Понимая, что спорить бесполезно, Анджелина тихонько пожала плечами.
– Мне не привыкать.
Как только за мужем закрылась дверь, мадам Сервионе, выполняя приказ, позвонила инспектору.
– Кастелле? Это Анджелина… Мой муж уехал в Сен-Бартелеми и просил вас присоединиться к нему как можно скорее.
– Лечу. Мадам Сервионе…
– Да?
– В каком шеф настроении?
– В чудовищном… говорит об отставке…
– Веселая перспектива…
– Кастелле… у вас есть какие-нибудь догадки, кто бы это мог сделать?
– Не догадки, мадам, а уверенность. Я знаю убийцу, не ни за что на свете не стану говорить о нем с вашим мужем. У него и так полно неприятностей.
– Однако ему необходимо положить конец этой кровавой истории – провал может слишком дорого обойтись.
– Не беспокойтесь, мадам Сервионе, я думаю, развязки не так уж долго ждать. У меня есть кое-какие соображения…!
Сервионе молча разглядывал обломки разнесенной взрывом машины. Комиссар полиции квартала объяснял, что только чудом не пострадал никто, кроме намеченных прея ступником жертв.
– А тела?
– Все, что от них осталось, завернули в одеяло и отправили в морг.
– Ошибки в опознании исключены?
– Да, несколько человек видели в окно, как все произошло, после того как супруги Акро – а их здесь хорошо знают – сели в машину.
– А что за бомба?
– То, что удалось найти, послали в лабораторию, и там наверняка над этим уже работают.
– Это все, что вы можете сообщить?
– Пожалуй, да… Ах да, один старичок уверяет, будто знает кое-что о преступнике, но, по-моему, бедняга малость не в себе… Тем не менее я велел отвезти его в комиссариат до моего возвращения.
– Поехали, потолкуем с ним.
Кастелле примчался как раз вовремя, чтобы избавить шефа от необходимости воспользоваться полицейской машиной – комиссар Сен-Бартелеми пришел пешком.
Свидетель сразу понравился комиссару Сервионе. Высокий, худой, седовласый старик представился на военный лад:
– Жюль Фалькон, восемьдесят один год, андюжан-шеф колониальных войск, в отставке…

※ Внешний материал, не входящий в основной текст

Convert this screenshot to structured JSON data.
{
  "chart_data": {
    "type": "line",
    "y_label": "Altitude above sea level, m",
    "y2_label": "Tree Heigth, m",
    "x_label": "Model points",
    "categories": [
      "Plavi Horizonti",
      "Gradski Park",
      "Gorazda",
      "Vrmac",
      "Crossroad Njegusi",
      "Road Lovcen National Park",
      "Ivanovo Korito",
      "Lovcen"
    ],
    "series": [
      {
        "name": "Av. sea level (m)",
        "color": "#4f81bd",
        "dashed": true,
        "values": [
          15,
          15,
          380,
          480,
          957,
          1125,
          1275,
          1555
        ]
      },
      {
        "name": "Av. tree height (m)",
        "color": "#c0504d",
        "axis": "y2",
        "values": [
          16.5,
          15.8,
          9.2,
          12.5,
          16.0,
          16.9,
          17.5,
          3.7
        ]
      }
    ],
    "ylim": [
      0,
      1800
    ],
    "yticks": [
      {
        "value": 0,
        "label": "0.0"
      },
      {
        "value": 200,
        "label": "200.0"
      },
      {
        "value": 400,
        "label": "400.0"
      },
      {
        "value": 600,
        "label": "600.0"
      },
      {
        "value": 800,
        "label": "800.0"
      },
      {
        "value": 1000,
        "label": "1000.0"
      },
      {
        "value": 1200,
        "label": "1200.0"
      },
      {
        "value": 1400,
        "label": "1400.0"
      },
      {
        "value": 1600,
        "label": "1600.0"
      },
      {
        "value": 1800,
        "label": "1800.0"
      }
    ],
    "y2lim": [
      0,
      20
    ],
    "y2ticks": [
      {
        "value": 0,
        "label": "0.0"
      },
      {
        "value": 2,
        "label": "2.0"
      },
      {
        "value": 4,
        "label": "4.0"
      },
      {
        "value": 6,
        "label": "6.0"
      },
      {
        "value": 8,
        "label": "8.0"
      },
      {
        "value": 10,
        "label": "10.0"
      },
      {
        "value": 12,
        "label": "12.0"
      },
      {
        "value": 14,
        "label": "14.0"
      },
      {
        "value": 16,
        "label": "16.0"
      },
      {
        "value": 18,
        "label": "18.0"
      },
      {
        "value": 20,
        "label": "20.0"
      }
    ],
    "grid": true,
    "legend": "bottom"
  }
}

– Садитесь, мой друг. Вы, кажется, видели убийцу?
– Возможно.
– Я вас слушаю.
Отставной унтер-офицер объяснил, что имеет обыкновение часами сидеть у окна – в какой-то мере это помогает ему переносить тяготы одиночества. Он так хорошо изучил все подробности пейзажа, что невольно обращает внимание на малейшие изменения, на все новое и необычное. Так вот, в последние шесть дней его очень заинтересовало странное поведение двух старух (сердце у комиссара учащенно забилось). Каждый день, в определенное время, они останавливались на тротуаре напротив дома, где жили Акро, и, похоже, то смотрели на часы, то что-то записывали на клочке бумаги.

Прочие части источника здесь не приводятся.